In Peking sprach sich Lula dafür aus, dass die USA und andere Länder ihre Waffenlieferungen an die Ukraine einstellen, um eine Verlängerung des Krieges zu verhindern. Am Sonntag erklärte der Petista in Abu Dhabi erneut, dass die Ukraine auch für den Ausbruch des Krieges verantwortlich sei. „Der Aufbau des Krieges war einfacher als der Ausstieg aus dem Krieg, denn die Entscheidung für den Krieg wurde von zwei Ländern getroffen“, sagte er. Für Segrillo ist das, was Lula vorschlägt, im Wesentlichen ein Waffenstillstand, bei dem die Ukraine die russische Besetzung der Krim und vielleicht eines Teils der neu besetzten Gebiete akzeptieren würde – was im Moment nicht der Fall sein dürfte. Sie hält es jedoch für wahrscheinlich, dass dieser Weg in Zukunft durch die Erschöpfung sowohl der Ukraine als auch Russlands, das „die Last der Sanktionen zu spüren bekommt“, aufgezwungen werden wird.
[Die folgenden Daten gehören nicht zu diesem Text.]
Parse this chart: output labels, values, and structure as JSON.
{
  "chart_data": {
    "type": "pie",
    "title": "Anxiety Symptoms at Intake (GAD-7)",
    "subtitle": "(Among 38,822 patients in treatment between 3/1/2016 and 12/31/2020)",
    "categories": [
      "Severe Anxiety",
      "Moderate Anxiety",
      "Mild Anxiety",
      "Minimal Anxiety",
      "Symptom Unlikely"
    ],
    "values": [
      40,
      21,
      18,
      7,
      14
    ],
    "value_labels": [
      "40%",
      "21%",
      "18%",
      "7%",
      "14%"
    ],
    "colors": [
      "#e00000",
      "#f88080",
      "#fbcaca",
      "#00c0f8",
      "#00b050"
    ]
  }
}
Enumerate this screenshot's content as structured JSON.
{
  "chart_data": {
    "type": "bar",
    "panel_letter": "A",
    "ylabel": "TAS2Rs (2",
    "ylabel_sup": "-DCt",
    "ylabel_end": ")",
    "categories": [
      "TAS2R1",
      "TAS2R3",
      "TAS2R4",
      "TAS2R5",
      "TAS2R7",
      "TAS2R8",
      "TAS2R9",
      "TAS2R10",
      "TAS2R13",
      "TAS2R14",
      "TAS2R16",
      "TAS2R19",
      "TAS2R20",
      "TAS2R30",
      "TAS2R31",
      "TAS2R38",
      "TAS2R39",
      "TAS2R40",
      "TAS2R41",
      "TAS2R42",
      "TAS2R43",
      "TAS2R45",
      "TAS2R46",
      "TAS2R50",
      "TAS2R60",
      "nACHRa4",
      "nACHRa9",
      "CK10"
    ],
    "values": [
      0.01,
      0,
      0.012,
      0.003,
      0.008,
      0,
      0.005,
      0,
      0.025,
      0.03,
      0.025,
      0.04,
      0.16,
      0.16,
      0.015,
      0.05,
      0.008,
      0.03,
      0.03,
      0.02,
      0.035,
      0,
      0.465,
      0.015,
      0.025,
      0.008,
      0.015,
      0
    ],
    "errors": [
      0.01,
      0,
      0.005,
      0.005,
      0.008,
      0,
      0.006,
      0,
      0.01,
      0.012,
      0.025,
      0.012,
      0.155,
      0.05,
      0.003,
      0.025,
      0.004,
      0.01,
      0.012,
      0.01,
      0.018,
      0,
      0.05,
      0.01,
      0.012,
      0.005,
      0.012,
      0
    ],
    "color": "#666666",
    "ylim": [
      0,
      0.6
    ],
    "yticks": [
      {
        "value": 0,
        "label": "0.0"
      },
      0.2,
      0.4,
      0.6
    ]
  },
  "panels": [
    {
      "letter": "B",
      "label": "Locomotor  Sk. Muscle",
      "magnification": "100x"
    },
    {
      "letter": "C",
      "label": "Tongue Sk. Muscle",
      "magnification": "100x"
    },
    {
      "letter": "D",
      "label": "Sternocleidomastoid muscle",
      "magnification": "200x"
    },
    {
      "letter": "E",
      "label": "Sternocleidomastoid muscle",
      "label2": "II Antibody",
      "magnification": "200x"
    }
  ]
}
Diese Lösung sei vergleichbar mit dem militärischen Patt zwischen den beiden koreanischen Staaten, die formell keinen Frieden geschlossen haben und durch eine stark militarisierte Grenze getrennt sind. Eine eventuelle Änderung der brasilianischen Position hin zu einer nachdrücklicheren Verurteilung Russlands wäre nur in zwei Szenarien möglich, so Secches. Das eine ist, wenn die Ermittlungen zu Kriegsverbrechen und Verbrechen gegen die Menschlichkeit – wie im Fall der ukrainischen Minderjährigen, die in russische Lager geschickt wurden – entscheidende Neuigkeiten bringen. In diesem Fall wird Brasilia aufgefordert sein, eine direktere Position einzunehmen. Ein weiteres Szenario wäre der Einsatz taktischer Atomwaffen durch Russland in der Ukraine, was Brasilien ebenfalls zu einer nachdrücklicheren Verurteilung Russlands veranlassen würde.